Alicia Kozakiewicz, de 13 anos, conheceu online um garoto em 2001, que também dizia ter 13 anos. Eles marcaram de se encontrar em 1º de janeiro de 2002. Um carro parou ao lado dela e o motorista a arrastou para dentro do carro. O garoto, na verdade, era Scott Tyree, de 38 anos.

Dias após o sequestro, as autoridades receberam uma dica anônima sobre o paradeiro dela. A polícia invadiu a casa dele, onde encontraram Alicia nua e acorrentada ao chão. Tyree, estava no trabalho quando a polícia encontrou a vítima, mas logo foi condenado a 19 anos e sete meses. Ele foi libertado no início de 2019, mas foi enviado de volta à prisão no mesmo ano, depois de violar sua liberdade condicional. Aos 14 anos, a vítima começou o “Projeto Alicia”, que tem como objetivo educar famílias e crianças sobre os perigos de conhecer estranhos.
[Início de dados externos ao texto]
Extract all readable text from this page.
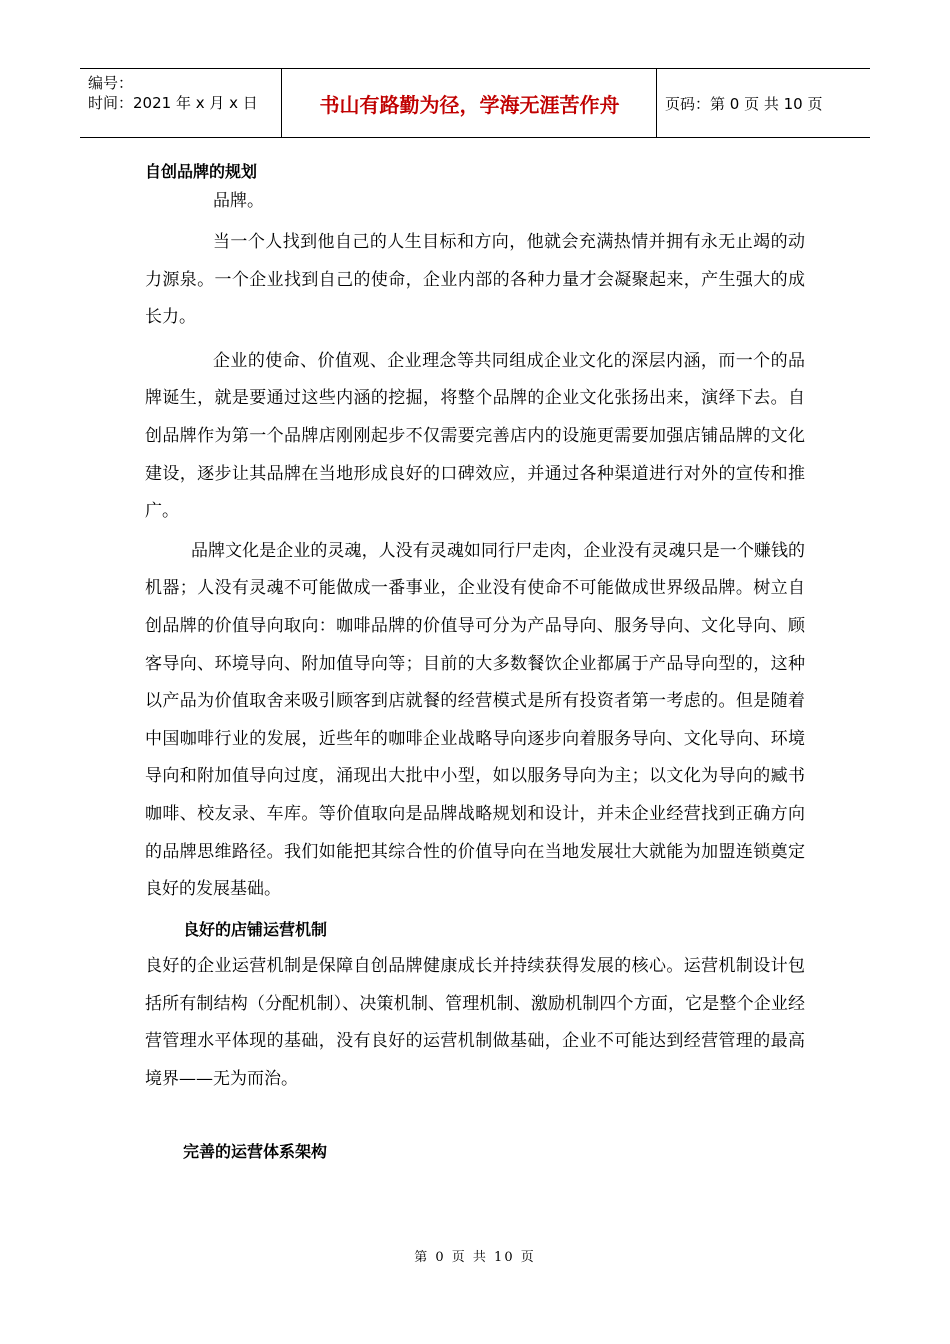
编号：
时间：2021 年 x 月 x 日	书山有路勤为径，学海无涯苦作舟	页码：第 0 页 共 10 页

自创品牌的规划

品牌。

当一个人找到他自己的人生目标和方向，他就会充满热情并拥有永无止竭的动力源泉。一个企业找到自己的使命，企业内部的各种力量才会凝聚起来，产生强大的成长力。

企业的使命、价值观、企业理念等共同组成企业文化的深层内涵，而一个的品牌诞生，就是要通过这些内涵的挖掘，将整个品牌的企业文化张扬出来，演绎下去。自创品牌作为第一个品牌店刚刚起步不仅需要完善店内的设施更需要加强店铺品牌的文化建设，逐步让其品牌在当地形成良好的口碑效应，并通过各种渠道进行对外的宣传和推广。

品牌文化是企业的灵魂，人没有灵魂如同行尸走肉，企业没有灵魂只是一个赚钱的机器；人没有灵魂不可能做成一番事业，企业没有使命不可能做成世界级品牌。树立自创品牌的价值导向取向：咖啡品牌的价值导可分为产品导向、服务导向、文化导向、顾客导向、环境导向、附加值导向等；目前的大多数餐饮企业都属于产品导向型的，这种以产品为价值取舍来吸引顾客到店就餐的经营模式是所有投资者第一考虑的。但是随着中国咖啡行业的发展，近些年的咖啡企业战略导向逐步向着服务导向、文化导向、环境导向和附加值导向过度，涌现出大批中小型，如以服务导向为主；以文化为导向的臧书咖啡、校友录、车库。等价值取向是品牌战略规划和设计，并未企业经营找到正确方向的品牌思维路径。我们如能把其综合性的价值导向在当地发展壮大就能为加盟连锁奠定良好的发展基础。

良好的店铺运营机制

良好的企业运营机制是保障自创品牌健康成长并持续获得发展的核心。运营机制设计包括所有制结构（分配机制）、决策机制、管理机制、激励机制四个方面，它是整个企业经营管理水平体现的基础，没有良好的运营机制做基础，企业不可能达到经营管理的最高境界——无为而治。

完善的运营体系架构

第 0 页 共 10 页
Stephen Port, de 40 anos, foi preso pelo assassinato de quatro homens em Londres. Ele escolhia as vítimas por um aplicativo de encontros para homossexuais. Anthony Walgate, Gabriel Kovari, Jack Taylor e Daniel Withworth, foram mortos entre 2014 e 2015, durante os encontros.

Emmanuel Delani e Francia Ruth Ibarra, ambos de 26 anos, no México, se conheceram no Tinder e se encontraram poucas vezes com a ajuda do aplicativo. Foi então que, em Dezembro de 2016, Francia foi assassinada e dissolvida em ácido por se recusar a ter relações sexuais com ele.